Joseph Mallord William Turner - Fishermen at Sea
Full view of the painting / Wiki Commons

3. It depicts fishermen near a chalk formation of the Isle of Wight

The painting is a moonlit view of a scene that depicts a wild sea and fishermen trying to control their small boats. The cold moon is in sheer contrast to the warm glow of the gaslamp inside the boat, something that can be seen as a metaphor for the power of nature and the fragility of the men.

Art-Facts Youtube Channel

The rock formation in the background is called “The Needles.” These are 3 stacks of chalk that are located at the utmost western point of the Isle of Wight in the English Channel, just southeast of Bournemouth and southwest of Portsmouth.

Today, the furthest chalk stack is dominated by the Needles Lighthouse, a structure that wasn’t present yet in the late 18th century as it was only constructed in 1859.

The Needles Isle of Wight
The Needles in modern times / Fleur Piercy / Wiki Commons

4. The painting was inspired by other famous marine artists

William Turner produced this nocturnal marine painting after being able to admire the works of some of his colleagues of the 18th century. The style in which it was painted is reminiscent of that of famous French artist Claude-Joseph Vernet (1714-1789).

His biggest influence on this work was Joseph Wright of Derby (1734-1797), a renowned English landscape painter best known for his use of tenebrism, a contrast between light and dark to produce amazing light effects.

5. The work was instantly praised and launched Turner as a master artist

Although Turner was interested in architecture and depicted a lot of architectural elements during the early years of his career, this painting instantly established his reputation as a renowned maritime painter.

Fishermen at Sea has been described by modern art historian Andrew Wilton as “a summary of all that had been said about the sea by the artists of the 18th century.”

Some of the most famous paintings in the oeuvre of William Turner were eventually marine paintings produced many decades later, including for example “The Slave Ship” (1840) and “Snow Storm: Steam-Boat off a Harbour’s Mouth” (1842).

Snow Storm - Steam-Boat off a Harbours Mouth JMW Turner
Snow Storm – Steam-Boat off a Harbour’s Mouth (1842) by J.M.W. Turner / Wiki Commons

6. It wasn’t the only time that Turner painted the Needles

The first oil painting that was exhibited at the Royal Academy must have had a special place for William Turner. This is emphasized by the fact that he created another work called “Moonlight at Sea” (The Needles) in 1818.

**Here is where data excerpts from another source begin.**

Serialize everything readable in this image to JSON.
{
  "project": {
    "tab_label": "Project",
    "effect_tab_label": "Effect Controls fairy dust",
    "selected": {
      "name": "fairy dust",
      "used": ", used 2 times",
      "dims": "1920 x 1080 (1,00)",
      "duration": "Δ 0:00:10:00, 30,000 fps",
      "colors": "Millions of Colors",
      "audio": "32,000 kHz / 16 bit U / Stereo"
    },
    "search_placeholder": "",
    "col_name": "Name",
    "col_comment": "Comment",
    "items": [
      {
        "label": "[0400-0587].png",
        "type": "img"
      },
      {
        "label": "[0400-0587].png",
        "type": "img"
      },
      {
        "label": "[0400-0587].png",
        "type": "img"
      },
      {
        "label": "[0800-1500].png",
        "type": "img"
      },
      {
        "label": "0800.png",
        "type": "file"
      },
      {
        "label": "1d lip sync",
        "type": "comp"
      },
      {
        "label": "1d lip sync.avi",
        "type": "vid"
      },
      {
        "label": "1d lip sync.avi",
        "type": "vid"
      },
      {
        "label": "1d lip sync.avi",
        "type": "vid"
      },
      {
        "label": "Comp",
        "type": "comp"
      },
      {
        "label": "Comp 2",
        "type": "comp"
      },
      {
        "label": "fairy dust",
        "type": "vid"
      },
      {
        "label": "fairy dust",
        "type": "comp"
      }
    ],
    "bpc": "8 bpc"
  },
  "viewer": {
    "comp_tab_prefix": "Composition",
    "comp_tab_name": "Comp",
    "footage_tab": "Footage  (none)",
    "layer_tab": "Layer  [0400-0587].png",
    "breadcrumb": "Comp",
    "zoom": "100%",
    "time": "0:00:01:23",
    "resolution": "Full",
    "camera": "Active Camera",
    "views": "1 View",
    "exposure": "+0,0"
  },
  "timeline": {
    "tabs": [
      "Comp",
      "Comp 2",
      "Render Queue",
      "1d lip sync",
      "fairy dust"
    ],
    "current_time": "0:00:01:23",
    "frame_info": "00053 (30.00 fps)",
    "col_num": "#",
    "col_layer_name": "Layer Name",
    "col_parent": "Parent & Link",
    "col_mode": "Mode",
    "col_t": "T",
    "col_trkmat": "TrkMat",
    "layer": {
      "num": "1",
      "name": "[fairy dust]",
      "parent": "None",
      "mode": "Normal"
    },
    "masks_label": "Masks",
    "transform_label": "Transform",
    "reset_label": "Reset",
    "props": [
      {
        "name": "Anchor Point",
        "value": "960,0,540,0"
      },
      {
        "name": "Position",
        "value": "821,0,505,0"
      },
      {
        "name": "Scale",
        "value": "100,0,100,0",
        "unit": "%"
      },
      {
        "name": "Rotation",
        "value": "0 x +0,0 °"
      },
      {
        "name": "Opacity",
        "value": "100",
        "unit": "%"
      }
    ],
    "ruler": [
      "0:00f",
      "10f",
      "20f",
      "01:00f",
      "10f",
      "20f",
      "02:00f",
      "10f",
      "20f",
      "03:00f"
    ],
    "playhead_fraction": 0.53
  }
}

Turner worked on a project to promote landscape painting between 1806 and 1819. He called this work “Liber Studiorum” (Book of Studies), a reference to the famous Liber Veritatis (Book of Truth) by Claude Lorrain (1600-1682), a French Baroque artist who spent most of his life in Italy.

Liber Studiorum eventually featured 71 prints of which Turner made the etchings, and Moonlight at Sea was specifically included to promote Marine paintings. It has dimensions of 20.9 x 27.6 centimeters (8.22 x 10.86 inches) and is part of the collection of the Tate Museum in London.

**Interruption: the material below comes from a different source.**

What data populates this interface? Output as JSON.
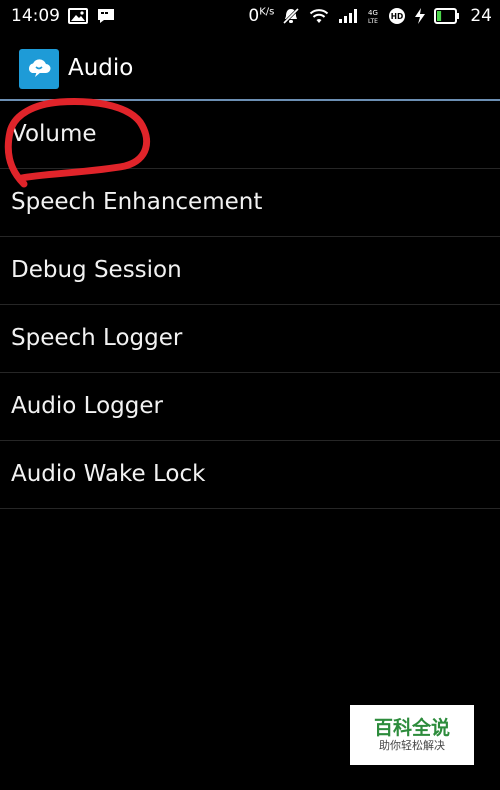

Moonlight at Sea the Needles by JMW Turner
Moonlight at Sea (The Needles) by J.M.W. Turner / Wiki Commons

7. How big is Fishermen at Sea by J.M.W. Turner?

While the print featuring the Needles off the western tip of the Isle of Wight is relatively small, Fishermen at Sea is much bigger.

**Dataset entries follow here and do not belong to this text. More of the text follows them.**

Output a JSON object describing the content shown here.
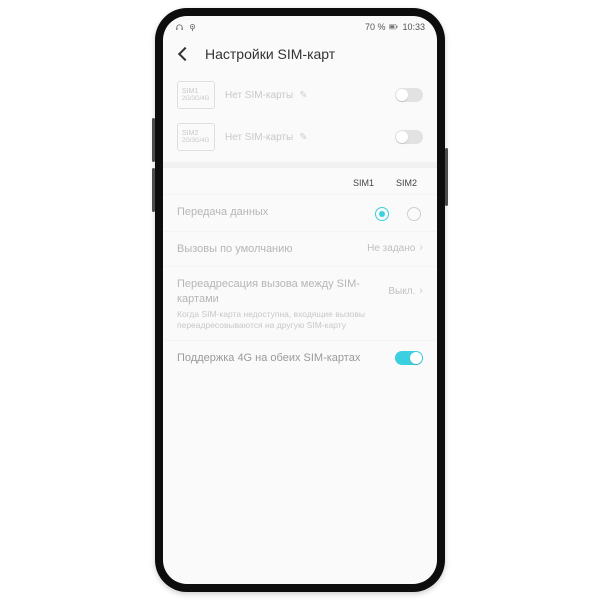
{
  "status": {
    "battery": "70 %",
    "time": "10:33"
  },
  "header": {
    "title": "Настройки SIM-карт"
  },
  "sims": [
    {
      "name": "SIM1",
      "mode": "2G/3G/4G",
      "status": "Нет SIM-карты"
    },
    {
      "name": "SIM2",
      "mode": "2G/3G/4G",
      "status": "Нет SIM-карты"
    }
  ],
  "cols": {
    "a": "SIM1",
    "b": "SIM2"
  },
  "rows": {
    "data": {
      "label": "Передача данных"
    },
    "calls": {
      "label": "Вызовы по умолчанию",
      "value": "Не задано"
    },
    "fwd": {
      "label": "Переадресация вызова между SIM-картами",
      "sub": "Когда SIM-карта недоступна, входящие вызовы переадресовываются на другую SIM-карту",
      "value": "Выкл."
    },
    "dual4g": {
      "label": "Поддержка 4G на обеих SIM-картах"
    }
  }
}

Fishermen at Sea has dimensions of 91.44 × 122.24 centimeters (36 x 48.125 inches), standard size of oil painting produced by J.M.W. Turner.

8. Where is the painting located today?

The history of the painting is relatively complicated and unclear at some points. Here’s an overview of what happened to Fishermen at Sea throughout its history and how it ended up in its current location:

  • The painting was sold for £10 to a man named “General Steward” according to Turner’s first biographer Walter Thornbury.
  • It was bought by English art collector Sir Henry Charles Englefield in 1822.
  • It was sold at an auction at Christie’s in 1823 as “View of the Needles, with the effect of Moon and Fire Light to Francis Cholmeley.
  • It was known as the Cholmeley Sea Piece for 150 years and was in the possession of Francis William Alfred Fairfax-Cholmeley in 1972.
  • It was sold to the Tate Gallery by Fairfax-Cholmeley in 1972 and has been part of its collection ever since.